This is just a note to say that I checked out the newly-expanded Yale University Art Gallery last week, and it is intense! It’s also free; hours are here.
We only had time to prowl through the lobby area–which includes a set of sad, weird gray felt statues inspired by 9/11, and also a playable slot machine which purports to save the world, both of which are more effective as art than I think I’m making them sound–and a couple of the galleries. This place is enormous. It’s also very dramatically-designed. The walls, plinths, and backgrounds are often painted in dark colors like black and dark purple. There’s lots of use of contrast between dark and light background colors, and everything is arranged to give each artwork a lot of breathing space. Everything jumps out at you.
There’s a floor of galleries divided geographically, and arranged roughly chronologically within those divisions. The African art gallery includes a lot of 20th-century pieces, many of which were designed for ritual use, so the museum hung up huge color photographs of the rituals for which these headdresses and masks were created. It’s more immersive than the usual museum experience, but the photos only emphasize how bizarre it is that we’re treating these objects as museum pieces to be viewed and assessed rather than worn and used. Then I prowled through the European galleries–they have a lot of 13th-century art there, by the way–and felt the funhouse-mirror version of the alienation provoked by the African art galleries, since here the art of my own religion was being presented under glass. The reliquary had, I think, been emptied of its relics. The art was repurposed to instruct not the faithful but the cultured.
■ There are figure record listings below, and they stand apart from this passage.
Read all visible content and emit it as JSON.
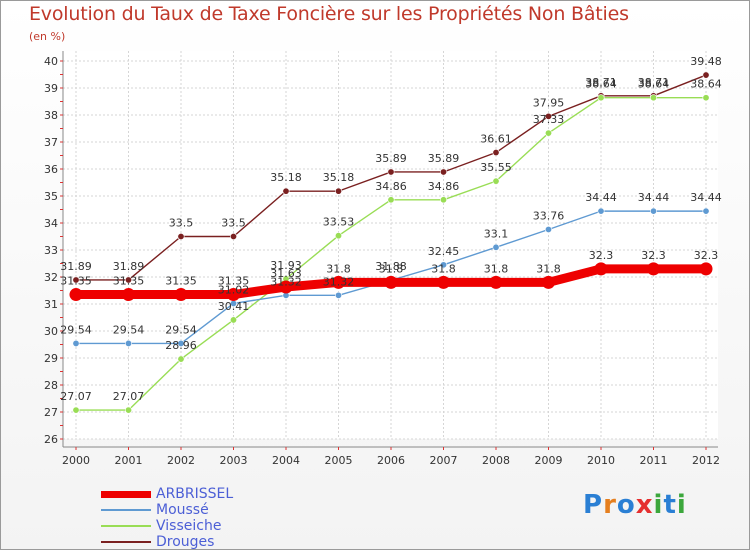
{
  "title": "Evolution du Taux de Taxe Foncière sur les Propriétés Non Bâties",
  "unit": "(en %)",
  "logo": {
    "letters": [
      "P",
      "r",
      "o",
      "x",
      "i",
      "t",
      "i"
    ],
    "colors": [
      "#2a7fd4",
      "#e57f1f",
      "#2a7fd4",
      "#e52f2f",
      "#3ca73c",
      "#2a7fd4",
      "#3ca73c"
    ]
  },
  "chart_data": {
    "type": "line",
    "x": [
      "2000",
      "2001",
      "2002",
      "2003",
      "2004",
      "2005",
      "2006",
      "2007",
      "2008",
      "2009",
      "2010",
      "2011",
      "2012"
    ],
    "ylim": [
      26,
      40
    ],
    "yticks": [
      "26",
      "27",
      "28",
      "29",
      "30",
      "31",
      "32",
      "33",
      "34",
      "35",
      "36",
      "37",
      "38",
      "39",
      "40"
    ],
    "grid": true,
    "legend_position": "bottom-left",
    "series": [
      {
        "name": "ARBRISSEL",
        "color": "#ee0000",
        "values": [
          31.35,
          31.35,
          31.35,
          31.35,
          31.63,
          31.8,
          31.8,
          31.8,
          31.8,
          31.8,
          32.3,
          32.3,
          32.3
        ],
        "labels": [
          "31.35",
          "31.35",
          "31.35",
          "31.35",
          "31.63",
          "31.8",
          "31.8",
          "31.8",
          "31.8",
          "31.8",
          "32.3",
          "32.3",
          "32.3"
        ]
      },
      {
        "name": "Moussé",
        "color": "#5f9ad2",
        "values": [
          29.54,
          29.54,
          29.54,
          31.02,
          31.32,
          31.32,
          31.88,
          32.45,
          33.1,
          33.76,
          34.44,
          34.44,
          34.44
        ],
        "labels": [
          "29.54",
          "29.54",
          "29.54",
          "31.02",
          "31.32",
          "31.32",
          "31.88",
          "32.45",
          "33.1",
          "33.76",
          "34.44",
          "34.44",
          "34.44"
        ]
      },
      {
        "name": "Visseiche",
        "color": "#99dd55",
        "values": [
          27.07,
          27.07,
          28.96,
          30.41,
          31.93,
          33.53,
          34.86,
          34.86,
          35.55,
          37.33,
          38.64,
          38.64,
          38.64
        ],
        "labels": [
          "27.07",
          "27.07",
          "28.96",
          "30.41",
          "31.93",
          "33.53",
          "34.86",
          "34.86",
          "35.55",
          "37.33",
          "38.64",
          "38.64",
          "38.64"
        ]
      },
      {
        "name": "Drouges",
        "color": "#7a2020",
        "values": [
          31.89,
          31.89,
          33.5,
          33.5,
          35.18,
          35.18,
          35.89,
          35.89,
          36.61,
          37.95,
          38.71,
          38.71,
          39.48
        ],
        "labels": [
          "31.89",
          "31.89",
          "33.5",
          "33.5",
          "35.18",
          "35.18",
          "35.89",
          "35.89",
          "36.61",
          "37.95",
          "38.71",
          "38.71",
          "39.48"
        ]
      }
    ]
  }
}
An art museum is such an aggressively modernist place to be: so organized, so cordoned-off, so explanatory and resolutely curious yet weirdly untouched by the art it presents. They’re pristine places and after a while you stop liking them, I think. (I hope!) I wrote about religious museum weirdness here. The new Yale art gallery is a fantastic, thoughtful, even exhilarating example of what a museum of its kind can be. I hugely recommend it! But a vivid and exciting museum is still, in the end, just a museum.



Great descriptive piece, Eve, but, while I don’t know about anyone else what sounds like the grandiosity here strikes me as sort of funny. After all judging from their statements, manifestos and etc. it might be thought that the entire project of modernist artists right from their start some 100 years or so ago was to … de-mythologize art. To bring it down to “real”; to the street; and above all to de-heroisize it.
And yet, what sort of place does that Mt. Olympus of modernist thought build to display it? Some warm, inviting, humble, homey, modest, human-sized walk-through space where the lowest prole would feel comfortable strolling, perhaps with his work-boots still on?
Nope. “Enormous,” “dramatic,” “pristine,” where … “everything jumps out at you.” (So as tell the cognoscenti from the rubes by seeing who displays that subtle, nervous, tell-tale widening dart-of-the-eyes bit of intimidation at the surprise of same.)
And what of the art within it? Well, not coincidentally at all it might be imagined the place is “weirdly untouched” by it. Almost as if the mavens and designers and artists and art administrators responsible for it are saying “forget all that blather we put out about being down with the proletariat and plebs and the gritty, and forget especially all that anti-heroic stuff; *this* is the sort of place where of course our labor belongs.”
So look up in wonder, ye mere mortals. Here be art.